Kedelapan, Tipe Manusia Minta Jatah
Saya sebenarnya tidak enak omong tipe yang ini. Karena semua sudah tahu. Di kelompok para pemenang, beberapa orang dekat si pemenang akan meneruskan kejayaan mereka dengan meminta jatah. Entah proyek, entah uang, entah pujian. Bisa tiga-tiganya, dapat satu juga sudah syukur. Dengan mendapat jatah, mereka merasa lebih sahih sebagai pemenang. Aeh, ada-ada saja tah.
Kesembilan, Tipe Manusia Pembentuk Barisan Sakit Hati
Ini lanjutan dari tipe meminta jatah. Kalau ternyata tidak dapat jatah, mereka akan bersatu padu membentuk barisan sakit hati. Koar sana koar sini koar-koar semuanya, bahwa sang pemenang adalah orang yang tidak tahu bersyukur.
Umumnya akan terdengar kalimat, “Itu karena dia sudah duduk di kursi empuk. Lupa dengan kami punya kerja keras-lembut-berat-ringan bla bla bla.” Barisan sakit hati inilah yang paling potensial menjatuhkan pamor sang pemenang. Tentu saja tipe ini baik untuk mengontrol jalannya pembangunan. Artinya mereka benar-benar berkeinginan agar pemenang bekerja sepenuh hati untuk daerahnya. Seperti ‘kelompok di luar koalisi’ begitu. Tetapi kalau tujuan pembentukannya adalah untuk kepentingan diri sendiri, kaco juga itu e.
Kesepuluh, Tipe Manusia Hilang Kabar
Entah baik, entah tidak, beberapa orang akan hilang kabar setelah Pemilu. Ketika masa Pemilu terlibat dalam baku maki yang ancor punya dengan tim saingan. Setelah Pemilu, dia menghilang begitu saja. Membawa serta dendam yang barangkali kesumat atau mungkin telah melepaskannya.
Tipe ini adalah orang-orang yang telah selesai. Pemilu itu sampai di Pemilu saja. Setelahnya kita adalah warga negara biasa. Asyik juga. Hanya saja, ada juga yang hilang kabar karena alasan lain seperti, ketika di Pemilu dia terlalu percaya diri, tetapi ternyata mereka kalah. Dia hilang kabar karena malu. Oh…
Jadi begitu.
Baca juga: Om Rafael dan Kemenangan yang Biasa
Sepuluh tipe tersebut hanyalah usaha menyingkat ratusan tipe manusia yang muncul setelah pesta demokrasi bernama Pemilu. Ya! Ada ratusan tipe. Saya dapat sepuluh. Anda bisa dapat lebih banyak lagi, bisa penemuan orisinil, bisa juga sebagai perincian atas sepuluh tipe yang ada di sini.

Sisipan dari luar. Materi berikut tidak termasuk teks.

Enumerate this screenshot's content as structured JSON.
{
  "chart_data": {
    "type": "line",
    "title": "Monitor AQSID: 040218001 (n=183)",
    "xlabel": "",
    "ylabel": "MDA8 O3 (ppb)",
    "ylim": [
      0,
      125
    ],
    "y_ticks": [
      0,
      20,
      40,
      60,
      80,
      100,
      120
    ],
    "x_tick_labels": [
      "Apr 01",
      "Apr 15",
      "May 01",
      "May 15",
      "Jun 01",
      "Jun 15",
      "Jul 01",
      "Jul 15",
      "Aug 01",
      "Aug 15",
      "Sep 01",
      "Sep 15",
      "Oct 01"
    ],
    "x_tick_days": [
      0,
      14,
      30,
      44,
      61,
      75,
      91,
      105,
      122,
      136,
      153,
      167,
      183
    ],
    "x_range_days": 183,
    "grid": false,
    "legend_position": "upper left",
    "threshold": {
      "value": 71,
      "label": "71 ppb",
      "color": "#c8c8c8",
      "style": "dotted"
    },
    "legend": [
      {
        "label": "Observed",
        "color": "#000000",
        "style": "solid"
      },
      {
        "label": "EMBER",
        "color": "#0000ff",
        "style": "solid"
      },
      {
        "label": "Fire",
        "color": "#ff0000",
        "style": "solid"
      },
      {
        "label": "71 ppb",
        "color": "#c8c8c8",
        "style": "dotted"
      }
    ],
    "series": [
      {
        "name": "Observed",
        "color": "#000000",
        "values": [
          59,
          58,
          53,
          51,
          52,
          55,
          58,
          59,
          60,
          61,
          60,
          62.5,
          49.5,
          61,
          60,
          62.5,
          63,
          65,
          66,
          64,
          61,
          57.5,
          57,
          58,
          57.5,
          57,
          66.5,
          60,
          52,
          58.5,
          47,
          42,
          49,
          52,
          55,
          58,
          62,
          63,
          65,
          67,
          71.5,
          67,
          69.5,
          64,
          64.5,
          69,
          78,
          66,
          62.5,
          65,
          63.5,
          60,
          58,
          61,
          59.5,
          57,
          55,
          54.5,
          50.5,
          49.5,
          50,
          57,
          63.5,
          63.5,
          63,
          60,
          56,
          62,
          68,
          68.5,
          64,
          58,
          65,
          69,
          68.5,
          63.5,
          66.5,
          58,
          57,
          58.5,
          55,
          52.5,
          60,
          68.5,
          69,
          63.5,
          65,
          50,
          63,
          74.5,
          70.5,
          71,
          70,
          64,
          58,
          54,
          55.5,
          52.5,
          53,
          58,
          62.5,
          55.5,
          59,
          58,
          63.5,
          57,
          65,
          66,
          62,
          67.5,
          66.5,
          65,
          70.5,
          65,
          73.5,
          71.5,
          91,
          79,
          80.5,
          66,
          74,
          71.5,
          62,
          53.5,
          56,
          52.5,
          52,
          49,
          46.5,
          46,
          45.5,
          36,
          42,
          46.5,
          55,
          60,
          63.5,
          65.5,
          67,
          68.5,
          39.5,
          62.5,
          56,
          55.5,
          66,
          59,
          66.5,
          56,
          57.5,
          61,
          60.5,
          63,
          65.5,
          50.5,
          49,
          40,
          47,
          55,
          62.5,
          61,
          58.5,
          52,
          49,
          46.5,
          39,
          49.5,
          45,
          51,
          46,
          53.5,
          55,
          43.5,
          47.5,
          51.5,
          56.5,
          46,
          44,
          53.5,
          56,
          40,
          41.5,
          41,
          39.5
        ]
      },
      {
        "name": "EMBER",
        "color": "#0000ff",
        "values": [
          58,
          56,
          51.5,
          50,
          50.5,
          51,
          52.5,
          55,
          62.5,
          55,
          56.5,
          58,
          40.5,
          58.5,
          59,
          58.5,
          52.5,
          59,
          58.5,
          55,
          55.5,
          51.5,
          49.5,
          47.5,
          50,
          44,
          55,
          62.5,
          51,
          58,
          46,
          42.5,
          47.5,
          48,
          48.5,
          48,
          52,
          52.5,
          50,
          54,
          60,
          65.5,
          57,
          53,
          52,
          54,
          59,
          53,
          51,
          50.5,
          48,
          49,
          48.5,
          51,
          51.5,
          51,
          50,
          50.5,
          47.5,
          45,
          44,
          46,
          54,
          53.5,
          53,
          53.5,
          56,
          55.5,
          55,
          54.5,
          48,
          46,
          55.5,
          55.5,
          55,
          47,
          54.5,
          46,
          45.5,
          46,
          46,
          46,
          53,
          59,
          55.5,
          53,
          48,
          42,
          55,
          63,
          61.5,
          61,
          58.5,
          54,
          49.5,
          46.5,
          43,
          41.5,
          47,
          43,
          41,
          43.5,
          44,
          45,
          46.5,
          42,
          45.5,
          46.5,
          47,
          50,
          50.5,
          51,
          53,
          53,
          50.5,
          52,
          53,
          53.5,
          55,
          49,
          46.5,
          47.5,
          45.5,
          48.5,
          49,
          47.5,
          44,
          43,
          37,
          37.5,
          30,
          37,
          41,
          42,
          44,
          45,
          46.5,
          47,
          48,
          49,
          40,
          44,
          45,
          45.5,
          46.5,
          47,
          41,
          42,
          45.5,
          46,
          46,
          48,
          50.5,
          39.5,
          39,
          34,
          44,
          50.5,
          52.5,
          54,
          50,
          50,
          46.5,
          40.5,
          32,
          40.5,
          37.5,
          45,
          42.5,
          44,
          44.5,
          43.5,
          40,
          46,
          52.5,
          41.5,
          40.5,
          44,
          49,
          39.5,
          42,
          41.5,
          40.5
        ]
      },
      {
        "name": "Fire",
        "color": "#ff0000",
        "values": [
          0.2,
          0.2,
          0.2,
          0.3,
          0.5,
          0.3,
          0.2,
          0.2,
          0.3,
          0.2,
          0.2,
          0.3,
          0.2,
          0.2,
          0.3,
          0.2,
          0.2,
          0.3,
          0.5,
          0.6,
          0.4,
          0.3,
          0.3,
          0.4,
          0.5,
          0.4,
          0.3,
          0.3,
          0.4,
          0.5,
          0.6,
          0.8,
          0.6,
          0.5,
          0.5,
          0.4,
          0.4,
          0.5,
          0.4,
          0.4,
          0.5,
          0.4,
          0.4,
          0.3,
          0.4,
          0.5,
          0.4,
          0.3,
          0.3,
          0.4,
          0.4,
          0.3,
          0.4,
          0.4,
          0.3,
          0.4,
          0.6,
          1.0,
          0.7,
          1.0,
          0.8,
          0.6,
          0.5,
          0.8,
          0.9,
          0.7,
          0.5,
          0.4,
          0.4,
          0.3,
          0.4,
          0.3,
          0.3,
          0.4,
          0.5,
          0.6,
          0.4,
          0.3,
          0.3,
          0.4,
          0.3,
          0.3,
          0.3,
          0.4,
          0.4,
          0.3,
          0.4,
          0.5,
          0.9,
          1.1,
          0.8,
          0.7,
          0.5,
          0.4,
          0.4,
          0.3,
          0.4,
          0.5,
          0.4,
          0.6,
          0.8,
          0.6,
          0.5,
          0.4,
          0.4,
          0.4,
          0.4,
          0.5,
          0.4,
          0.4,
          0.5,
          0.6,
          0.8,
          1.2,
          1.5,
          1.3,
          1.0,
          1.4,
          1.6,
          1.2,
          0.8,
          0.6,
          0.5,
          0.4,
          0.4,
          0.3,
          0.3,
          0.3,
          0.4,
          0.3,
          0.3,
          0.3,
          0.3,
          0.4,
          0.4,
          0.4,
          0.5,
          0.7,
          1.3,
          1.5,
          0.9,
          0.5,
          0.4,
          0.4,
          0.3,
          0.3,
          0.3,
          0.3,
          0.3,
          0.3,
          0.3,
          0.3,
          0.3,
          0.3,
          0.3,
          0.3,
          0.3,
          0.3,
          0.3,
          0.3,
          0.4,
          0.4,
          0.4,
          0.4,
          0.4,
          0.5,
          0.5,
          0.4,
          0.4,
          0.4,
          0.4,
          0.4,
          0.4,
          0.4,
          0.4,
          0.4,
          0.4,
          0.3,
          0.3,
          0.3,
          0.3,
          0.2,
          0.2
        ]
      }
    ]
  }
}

Sesungguhnya, saya adalah orang yang merindukan munculnya semakin banyak orang yang masuk di tipe selanjutnya; mereka yang ada di ‘tim menang’ tetapi berani memberikan kritik ketika sang pemenang melakukan kekeliruan. Yang seperti itu jumlahnya tidak banyak. Kalau yang tukang puji jumlahnya banyak.
Saya juga rindu pada tipe lainya. Orang-orang dari ‘tim kalah’ yang tidak ragu memberikan pujian pada sang pemenang ketika memimpin dengan baik dan progresif. Tapi jumlah orang dengan jiwa sebesar itu agak sedikit. Yang banyak adalah para pendendam. Iya, kah?